In recent weeks, an editorial in England and another in California have broadly condemned all cyclists except for the obedient ones who stick to parks and paths, perhaps driving there with a wobbling rack overloaded with the family's fleet of lead-pipe cruisers and kids' bikes.

It's no surprise such ignorant bigotry exists. The sad and scary part is that someone thinks it deserves to be published. As commenters on both sites have pointed out, substitute any racial, ethnic or religious group for bicyclists and there would be howls of outrage against the editorial writers. So congrats, fellow cyclists: we are the last group it's entirely okay to hate.

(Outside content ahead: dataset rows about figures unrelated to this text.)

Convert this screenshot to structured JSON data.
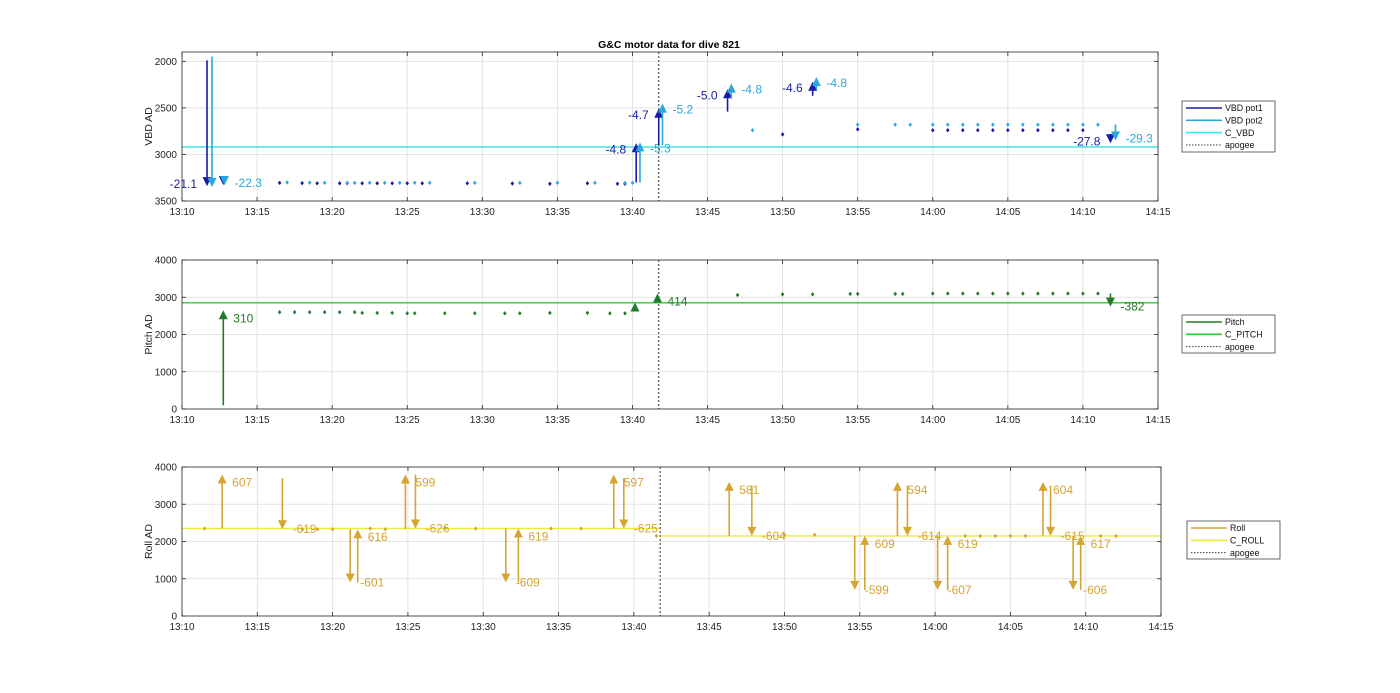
{
  "title": "G&C motor data for dive 821",
  "colors": {
    "vbd_pot1": "#1a1aa6",
    "vbd_pot2": "#29a8dc",
    "c_vbd": "#3ee6e6",
    "pitch": "#237a2a",
    "c_pitch": "#34c934",
    "roll": "#d4a531",
    "c_roll": "#ecec3a",
    "apogee": "#555555",
    "grid": "#e3e3e3",
    "axis": "#262626"
  },
  "chart_data": [
    {
      "type": "scatter",
      "name": "vbd",
      "ylabel": "VBD AD",
      "xlabel": "",
      "xlim": [
        "13:10",
        "14:15"
      ],
      "ylim": [
        3500,
        1900
      ],
      "y_reversed": true,
      "yticks": [
        2000,
        2500,
        3000,
        3500
      ],
      "xticks": [
        "13:10",
        "13:15",
        "13:20",
        "13:25",
        "13:30",
        "13:35",
        "13:40",
        "13:45",
        "13:50",
        "13:55",
        "14:00",
        "14:05",
        "14:10",
        "14:15"
      ],
      "grid": true,
      "legend_position": "right",
      "legend": [
        {
          "label": "VBD pot1",
          "kind": "line",
          "color": "#1a1aa6"
        },
        {
          "label": "VBD pot2",
          "kind": "line",
          "color": "#29a8dc"
        },
        {
          "label": "C_VBD",
          "kind": "line",
          "color": "#3ee6e6"
        },
        {
          "label": "apogee",
          "kind": "dotted",
          "color": "#555555"
        }
      ],
      "hlines": [
        {
          "series": "C_VBD",
          "y": 2920,
          "color": "#3ee6e6"
        }
      ],
      "apogee_x": "13:41:45",
      "series": [
        {
          "name": "VBD pot1",
          "color": "#1a1aa6",
          "x": [
            "13:16:30",
            "13:18:00",
            "13:19:00",
            "13:20:30",
            "13:21:00",
            "13:22:00",
            "13:23:00",
            "13:24:00",
            "13:25:00",
            "13:26:00",
            "13:29:00",
            "13:32:00",
            "13:34:30",
            "13:37:00",
            "13:39:00",
            "13:39:30",
            "13:50:00",
            "13:55:00",
            "14:00:00",
            "14:01:00",
            "14:02:00",
            "14:03:00",
            "14:04:00",
            "14:05:00",
            "14:06:00",
            "14:07:00",
            "14:08:00",
            "14:09:00",
            "14:10:00"
          ],
          "y": [
            3305,
            3308,
            3310,
            3310,
            3310,
            3310,
            3310,
            3310,
            3310,
            3310,
            3310,
            3312,
            3315,
            3310,
            3315,
            3315,
            2785,
            2730,
            2740,
            2740,
            2740,
            2740,
            2740,
            2740,
            2740,
            2740,
            2740,
            2740,
            2740
          ]
        },
        {
          "name": "VBD pot2",
          "color": "#29a8dc",
          "x": [
            "13:17:00",
            "13:18:30",
            "13:19:30",
            "13:21:00",
            "13:21:30",
            "13:22:30",
            "13:23:30",
            "13:24:30",
            "13:25:30",
            "13:26:30",
            "13:29:30",
            "13:32:30",
            "13:35:00",
            "13:37:30",
            "13:39:30",
            "13:40:00",
            "13:48:00",
            "13:55:00",
            "13:57:30",
            "13:58:30",
            "14:00:00",
            "14:01:00",
            "14:02:00",
            "14:03:00",
            "14:04:00",
            "14:05:00",
            "14:06:00",
            "14:07:00",
            "14:08:00",
            "14:09:00",
            "14:10:00",
            "14:11:00"
          ],
          "y": [
            3300,
            3303,
            3305,
            3305,
            3305,
            3305,
            3305,
            3305,
            3305,
            3305,
            3305,
            3306,
            3305,
            3305,
            3305,
            3305,
            2740,
            2680,
            2680,
            2680,
            2680,
            2680,
            2680,
            2680,
            2680,
            2680,
            2680,
            2680,
            2680,
            2680,
            2680,
            2680
          ]
        }
      ],
      "moves": [
        {
          "series": "VBD pot1",
          "x": "13:11:40",
          "y0": 1990,
          "y1": 3340,
          "label": "-21.1",
          "label_side": "left"
        },
        {
          "series": "VBD pot2",
          "x": "13:12:00",
          "y0": 1950,
          "y1": 3350,
          "label": "",
          "label_side": "right"
        },
        {
          "series": "VBD pot1",
          "x": "13:12:45",
          "y0": 3310,
          "y1": 3330,
          "label": "",
          "label_side": "right"
        },
        {
          "series": "VBD pot2",
          "x": "13:12:50",
          "y0": 3320,
          "y1": 3330,
          "label": "-22.3",
          "label_side": "right"
        },
        {
          "series": "VBD pot1",
          "x": "13:40:15",
          "y0": 3300,
          "y1": 2880,
          "label": "-4.8",
          "label_side": "left"
        },
        {
          "series": "VBD pot2",
          "x": "13:40:30",
          "y0": 3300,
          "y1": 2870,
          "label": "-5.3",
          "label_side": "right"
        },
        {
          "series": "VBD pot1",
          "x": "13:41:45",
          "y0": 2900,
          "y1": 2510,
          "label": "-4.7",
          "label_side": "left"
        },
        {
          "series": "VBD pot2",
          "x": "13:42:00",
          "y0": 2900,
          "y1": 2455,
          "label": "-5.2",
          "label_side": "right"
        },
        {
          "series": "VBD pot1",
          "x": "13:46:20",
          "y0": 2540,
          "y1": 2300,
          "label": "-5.0",
          "label_side": "left"
        },
        {
          "series": "VBD pot2",
          "x": "13:46:35",
          "y0": 2400,
          "y1": 2240,
          "label": "-4.8",
          "label_side": "right"
        },
        {
          "series": "VBD pot1",
          "x": "13:52:00",
          "y0": 2370,
          "y1": 2220,
          "label": "-4.6",
          "label_side": "left"
        },
        {
          "series": "VBD pot2",
          "x": "13:52:15",
          "y0": 2300,
          "y1": 2170,
          "label": "-4.8",
          "label_side": "right"
        },
        {
          "series": "VBD pot1",
          "x": "14:11:50",
          "y0": 2780,
          "y1": 2880,
          "label": "-27.8",
          "label_side": "left"
        },
        {
          "series": "VBD pot2",
          "x": "14:12:10",
          "y0": 2680,
          "y1": 2850,
          "label": "-29.3",
          "label_side": "right"
        }
      ]
    },
    {
      "type": "scatter",
      "name": "pitch",
      "ylabel": "Pitch AD",
      "xlabel": "",
      "xlim": [
        "13:10",
        "14:15"
      ],
      "ylim": [
        0,
        4000
      ],
      "yticks": [
        0,
        1000,
        2000,
        3000,
        4000
      ],
      "xticks": [
        "13:10",
        "13:15",
        "13:20",
        "13:25",
        "13:30",
        "13:35",
        "13:40",
        "13:45",
        "13:50",
        "13:55",
        "14:00",
        "14:05",
        "14:10",
        "14:15"
      ],
      "grid": true,
      "legend_position": "right",
      "legend": [
        {
          "label": "Pitch",
          "kind": "line",
          "color": "#237a2a"
        },
        {
          "label": "C_PITCH",
          "kind": "line",
          "color": "#34c934"
        },
        {
          "label": "apogee",
          "kind": "dotted",
          "color": "#555555"
        }
      ],
      "hlines": [
        {
          "series": "C_PITCH",
          "y": 2850,
          "color": "#34c934"
        }
      ],
      "apogee_x": "13:41:45",
      "series": [
        {
          "name": "Pitch",
          "color": "#237a2a",
          "x": [
            "13:16:30",
            "13:17:30",
            "13:18:30",
            "13:19:30",
            "13:20:30",
            "13:21:30",
            "13:22:00",
            "13:23:00",
            "13:24:00",
            "13:25:00",
            "13:25:30",
            "13:27:30",
            "13:29:30",
            "13:31:30",
            "13:32:30",
            "13:34:30",
            "13:37:00",
            "13:38:30",
            "13:39:30",
            "13:47:00",
            "13:50:00",
            "13:52:00",
            "13:54:30",
            "13:55:00",
            "13:57:30",
            "13:58:00",
            "14:00:00",
            "14:01:00",
            "14:02:00",
            "14:03:00",
            "14:04:00",
            "14:05:00",
            "14:06:00",
            "14:07:00",
            "14:08:00",
            "14:09:00",
            "14:10:00",
            "14:11:00"
          ],
          "y": [
            2600,
            2600,
            2600,
            2600,
            2600,
            2600,
            2580,
            2580,
            2580,
            2570,
            2570,
            2570,
            2570,
            2570,
            2570,
            2580,
            2580,
            2570,
            2570,
            3060,
            3080,
            3080,
            3090,
            3090,
            3090,
            3090,
            3100,
            3100,
            3100,
            3100,
            3100,
            3100,
            3100,
            3100,
            3100,
            3100,
            3100,
            3100
          ]
        }
      ],
      "moves": [
        {
          "series": "Pitch",
          "x": "13:12:45",
          "y0": 100,
          "y1": 2650,
          "label": "310",
          "label_side": "right"
        },
        {
          "series": "Pitch",
          "x": "13:40:10",
          "y0": 2620,
          "y1": 2860,
          "label": "",
          "label_side": "right"
        },
        {
          "series": "Pitch",
          "x": "13:41:40",
          "y0": 2930,
          "y1": 3100,
          "label": "414",
          "label_side": "right"
        },
        {
          "series": "Pitch",
          "x": "14:11:50",
          "y0": 3100,
          "y1": 2750,
          "label": "-382",
          "label_side": "right"
        }
      ]
    },
    {
      "type": "scatter",
      "name": "roll",
      "ylabel": "Roll AD",
      "xlabel": "",
      "xlim": [
        "13:10",
        "14:15"
      ],
      "ylim": [
        0,
        4000
      ],
      "yticks": [
        0,
        1000,
        2000,
        3000,
        4000
      ],
      "xticks": [
        "13:10",
        "13:15",
        "13:20",
        "13:25",
        "13:30",
        "13:35",
        "13:40",
        "13:45",
        "13:50",
        "13:55",
        "14:00",
        "14:05",
        "14:10",
        "14:15"
      ],
      "grid": true,
      "legend_position": "right",
      "legend": [
        {
          "label": "Roll",
          "kind": "line",
          "color": "#d4a531"
        },
        {
          "label": "C_ROLL",
          "kind": "line",
          "color": "#ecec3a"
        },
        {
          "label": "apogee",
          "kind": "dotted",
          "color": "#555555"
        }
      ],
      "hlines": [
        {
          "series": "C_ROLL",
          "y": 2350,
          "x0": "13:10",
          "x1": "13:41:45",
          "color": "#ecec3a"
        },
        {
          "series": "C_ROLL",
          "y": 2150,
          "x0": "13:41:45",
          "x1": "14:15",
          "color": "#ecec3a"
        }
      ],
      "apogee_x": "13:41:45",
      "series": [
        {
          "name": "Roll",
          "color": "#d4a531",
          "x": [
            "13:11:30",
            "13:18:00",
            "13:19:00",
            "13:20:00",
            "13:22:30",
            "13:23:30",
            "13:27:30",
            "13:29:30",
            "13:34:30",
            "13:36:30",
            "13:41:30",
            "13:50:00",
            "13:52:00",
            "14:02:00",
            "14:03:00",
            "14:04:00",
            "14:05:00",
            "14:06:00",
            "14:11:00",
            "14:12:00"
          ],
          "y": [
            2350,
            2330,
            2330,
            2330,
            2350,
            2330,
            2360,
            2350,
            2350,
            2350,
            2150,
            2180,
            2180,
            2150,
            2150,
            2150,
            2150,
            2150,
            2150,
            2150
          ]
        }
      ],
      "moves": [
        {
          "series": "Roll",
          "x": "13:12:40",
          "y0": 2350,
          "y1": 3800,
          "label": "607",
          "label_side": "right"
        },
        {
          "series": "Roll",
          "x": "13:16:40",
          "y0": 3700,
          "y1": 2330,
          "label": "-619",
          "label_side": "right"
        },
        {
          "series": "Roll",
          "x": "13:21:10",
          "y0": 2330,
          "y1": 900,
          "label": "-601",
          "label_side": "right"
        },
        {
          "series": "Roll",
          "x": "13:21:40",
          "y0": 900,
          "y1": 2330,
          "label": "616",
          "label_side": "right"
        },
        {
          "series": "Roll",
          "x": "13:24:50",
          "y0": 2330,
          "y1": 3800,
          "label": "599",
          "label_side": "right"
        },
        {
          "series": "Roll",
          "x": "13:25:30",
          "y0": 3800,
          "y1": 2350,
          "label": "-626",
          "label_side": "right"
        },
        {
          "series": "Roll",
          "x": "13:31:30",
          "y0": 2350,
          "y1": 900,
          "label": "-609",
          "label_side": "right"
        },
        {
          "series": "Roll",
          "x": "13:32:20",
          "y0": 900,
          "y1": 2350,
          "label": "619",
          "label_side": "right"
        },
        {
          "series": "Roll",
          "x": "13:38:40",
          "y0": 2350,
          "y1": 3800,
          "label": "597",
          "label_side": "right"
        },
        {
          "series": "Roll",
          "x": "13:39:20",
          "y0": 3700,
          "y1": 2350,
          "label": "-625",
          "label_side": "right"
        },
        {
          "series": "Roll",
          "x": "13:46:20",
          "y0": 2150,
          "y1": 3600,
          "label": "581",
          "label_side": "right"
        },
        {
          "series": "Roll",
          "x": "13:47:50",
          "y0": 3500,
          "y1": 2150,
          "label": "-604",
          "label_side": "right"
        },
        {
          "series": "Roll",
          "x": "13:54:40",
          "y0": 2150,
          "y1": 700,
          "label": "-599",
          "label_side": "right"
        },
        {
          "series": "Roll",
          "x": "13:55:20",
          "y0": 700,
          "y1": 2150,
          "label": "609",
          "label_side": "right"
        },
        {
          "series": "Roll",
          "x": "13:57:30",
          "y0": 2150,
          "y1": 3600,
          "label": "594",
          "label_side": "right"
        },
        {
          "series": "Roll",
          "x": "13:58:10",
          "y0": 3500,
          "y1": 2150,
          "label": "-614",
          "label_side": "right"
        },
        {
          "series": "Roll",
          "x": "14:00:10",
          "y0": 2150,
          "y1": 700,
          "label": "-607",
          "label_side": "right"
        },
        {
          "series": "Roll",
          "x": "14:00:50",
          "y0": 700,
          "y1": 2150,
          "label": "619",
          "label_side": "right"
        },
        {
          "series": "Roll",
          "x": "14:07:10",
          "y0": 2150,
          "y1": 3600,
          "label": "604",
          "label_side": "right"
        },
        {
          "series": "Roll",
          "x": "14:07:40",
          "y0": 3500,
          "y1": 2150,
          "label": "-615",
          "label_side": "right"
        },
        {
          "series": "Roll",
          "x": "14:09:10",
          "y0": 2150,
          "y1": 700,
          "label": "-606",
          "label_side": "right"
        },
        {
          "series": "Roll",
          "x": "14:09:40",
          "y0": 700,
          "y1": 2150,
          "label": "617",
          "label_side": "right"
        }
      ]
    }
  ]
}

Now we must marshal our arguments. Cycling may be genetic, rather than a lifestyle choice as our detractors claim. We can't HELP cycling. We hopped on a two-wheeler back in our youth and it grappled into a portion of our brains. We can't rip those hooks out. Lucky you if you never really mastered the balance and grace, and so moved happily into the four-wheeled motor vehicle which is the symbol of all that is good and normal.

I suppose we fan the flames of righteous indignation because so few of us confess, recant, relent, repent and relinquish the sinful cycle. We persist in our offense rather than joining the greater mass of humanity in the majority's clearly superior behavior. We obstruct our betters in the use of their streets and highways, aided by legislators who clearly have their own personal deviations in mind when they facilitate ours. Among the many quirks and perversions pursued by some of our lawmakers, some of them actually RIDE BICYCLES THEMSELVES.

This sickness must be expunged. It will be expunged. By fire and sword, by fender and bumper, one or two or six crushed cyclists at a time, it will be expunged.

I can't be saved. Notice that I took up backpacking instead of ATV-ing, cross-country skiing instead of snowmobiling, kayaking instead of jet-skiing. I am a deviant. It runs too deep.